Je me suis dit que les débats tournaient en rond, qu’on ne pouvait pas vraiment avancer dans la société si on ne prenait pas en compte les recherches des chercheurs, notamment en sciences sociales pour les débats de société. En creusant dans mes relations, hors de mon école, je me suis aperçu que la socio était assez inconnue et que les concepts de base, que je trouve fondamentaux, n’étaient pas du tout acquis ni même connus. Donc très modestement je me suis dit qu’il fallait rendre la connaissance accessible, gratuite et facilement trouvable. C’est comme ça que j’ai fait Homo-Sociologicus.
Comment vas tu construire un épisode d’Homo-Sociologicus, par exemple, pour l’épisode 2 sur Goffman, comment vas-tu gérer la durée du podcast et les informations pertinentes à diffuser ?
La construction d’un épisode se fait en trois étapes. La première c’est la recherche d’infos, donc je vais prendre toutes les données et analyses que j’ai sur l’étude que je vais mettre en avant dans l’épisode. Je trouve mes sources dans les cours, ou dans des analyses annexes que je trouve principalement sur Cairn.
Ensuite, la deuxième étape c’est la rédaction. Je vais relier de manière logique toutes les infos que j’ai récoltées et les mettre en forme. Donc je vais essayer de faire une petite intro, une conclusion à la fin et surtout je vais essayer de trouver des formules orales que je vais pouvoir prononcer quand je m’enregistrerai. Je sais qu’avec mon débit de parole, mon script doit faire autour de six pages sur Word, c’est ce qui me permet de faire toujours des épisodes de la même longueur, en théorie du moins.
Après, la dernière étape c’est celle de l’enregistrement, donc je lis le script que j’ai écrit en m’enregistrant, et ensuite je fais du montage audio dans la foulée. Après ça, l’épisode peut être posté !
Existe-il un lien, un fil conducteur entre tous les épisodes ? Comment vas-tu relier le premier épisode avec le second, le second avec le troisième et ainsi de suite ?
Le fil conducteur de cette saison 1 c’est vraiment la découverte de toutes les bases et de tous les concepts fondamentaux pour pouvoir aller plus loin dans la sociologie.

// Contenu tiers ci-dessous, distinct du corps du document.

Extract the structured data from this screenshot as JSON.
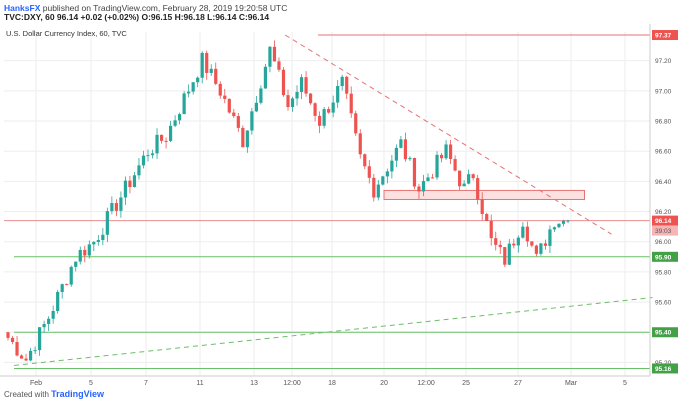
{
  "header": {
    "author": "HanksFX",
    "published_text": " published on TradingView.com, February 28, 2019 19:20:58 UTC",
    "ticker_line": "TVC:DXY, 60  96.14  +0.02 (+0.02%)  O:96.15  H:96.18  L:96.14  C:96.14"
  },
  "footer": {
    "created_with": "Created with",
    "logo": "TradingView"
  },
  "colors": {
    "bull": "#26a69a",
    "bear": "#ef5350",
    "level_green": "#6abf69",
    "red_line": "#e57373",
    "zone_fill": "#fde0e0",
    "label_green": "#43a047",
    "label_red": "#ef5350"
  },
  "chart_data": {
    "type": "candlestick",
    "title": "U.S. Dollar Currency Index, 60, TVC",
    "ylim": [
      95.11,
      97.39
    ],
    "ytick_values": [
      95.2,
      95.4,
      95.6,
      95.8,
      96.0,
      96.2,
      96.4,
      96.6,
      96.8,
      97.0,
      97.2
    ],
    "ytick_labels": [
      "95.20",
      "95.40",
      "95.60",
      "95.80",
      "96.00",
      "96.20",
      "96.40",
      "96.60",
      "96.80",
      "97.00",
      "97.20"
    ],
    "xtick_labels": [
      "Feb",
      "5",
      "7",
      "11",
      "13",
      "12:00",
      "18",
      "20",
      "12:00",
      "25",
      "27",
      "Mar",
      "5"
    ],
    "levels": [
      {
        "name": "resistance-97-37",
        "value": 97.37,
        "label": "97.37",
        "color": "red"
      },
      {
        "name": "support-95-90",
        "value": 95.9,
        "label": "95.90",
        "color": "green"
      },
      {
        "name": "support-95-40",
        "value": 95.4,
        "label": "95.40",
        "color": "green"
      },
      {
        "name": "support-95-16",
        "value": 95.16,
        "label": "95.16",
        "color": "green"
      }
    ],
    "current_price": {
      "value": 96.14,
      "label": "96.14",
      "countdown": "39:03"
    },
    "zone": {
      "from_date": "2019-02-20",
      "to_date": "2019-03-02",
      "low": 96.28,
      "high": 96.34
    },
    "trendlines": [
      {
        "name": "descending-trendline",
        "from_date": "2019-02-15",
        "from_value": 97.37,
        "to_date": "2019-03-04",
        "to_value": 96.05
      },
      {
        "name": "ascending-trendline",
        "from_date": "2019-02-01",
        "from_value": 95.18,
        "to_date": "2019-03-06",
        "to_value": 95.63
      }
    ],
    "path_points": [
      [
        95.4,
        2
      ],
      [
        95.22,
        5
      ],
      [
        95.5,
        5
      ],
      [
        95.9,
        6
      ],
      [
        96.0,
        4
      ],
      [
        96.3,
        6
      ],
      [
        96.6,
        6
      ],
      [
        96.7,
        4
      ],
      [
        97.2,
        8
      ],
      [
        97.0,
        4
      ],
      [
        96.67,
        5
      ],
      [
        97.27,
        6
      ],
      [
        96.9,
        4
      ],
      [
        97.05,
        3
      ],
      [
        96.8,
        4
      ],
      [
        97.05,
        5
      ],
      [
        96.55,
        4
      ],
      [
        96.35,
        3
      ],
      [
        96.65,
        6
      ],
      [
        96.35,
        4
      ],
      [
        96.6,
        6
      ],
      [
        96.35,
        4
      ],
      [
        96.45,
        2
      ],
      [
        96.0,
        4
      ],
      [
        95.88,
        3
      ],
      [
        96.15,
        4
      ],
      [
        95.88,
        3
      ],
      [
        96.15,
        4
      ],
      [
        96.14,
        2
      ]
    ]
  }
}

L’idée était vraiment que n’importe qui, même un débutant puisse prendre du plaisir en écoutant ce podcast. Ensuite, au niveau de l’architecture des épisodes, on va dire que chaque épisode est basé sur une étude précise et que donc il y a la leçon de l’ouvrage mais aussi une leçon plus générale qu’il faut principalement retenir. Pour l’épisode 1, sur Hoggart et les classes populaires, la conclusion de son ouvrage est que les individus adoptent des comportements liés à leur structure sociale, et qu’ils jugent péjorativement les comportements des personnes issues d’une autre structure, le fameux ethnocentrisme de classe. La leçon plus globale que j’ai essayé de faire comprendre c’est qu’il faut apprendre à se connaître avant de connaître l’autre.
Pourquoi les titres des épisodes sont systématiquement des questions ?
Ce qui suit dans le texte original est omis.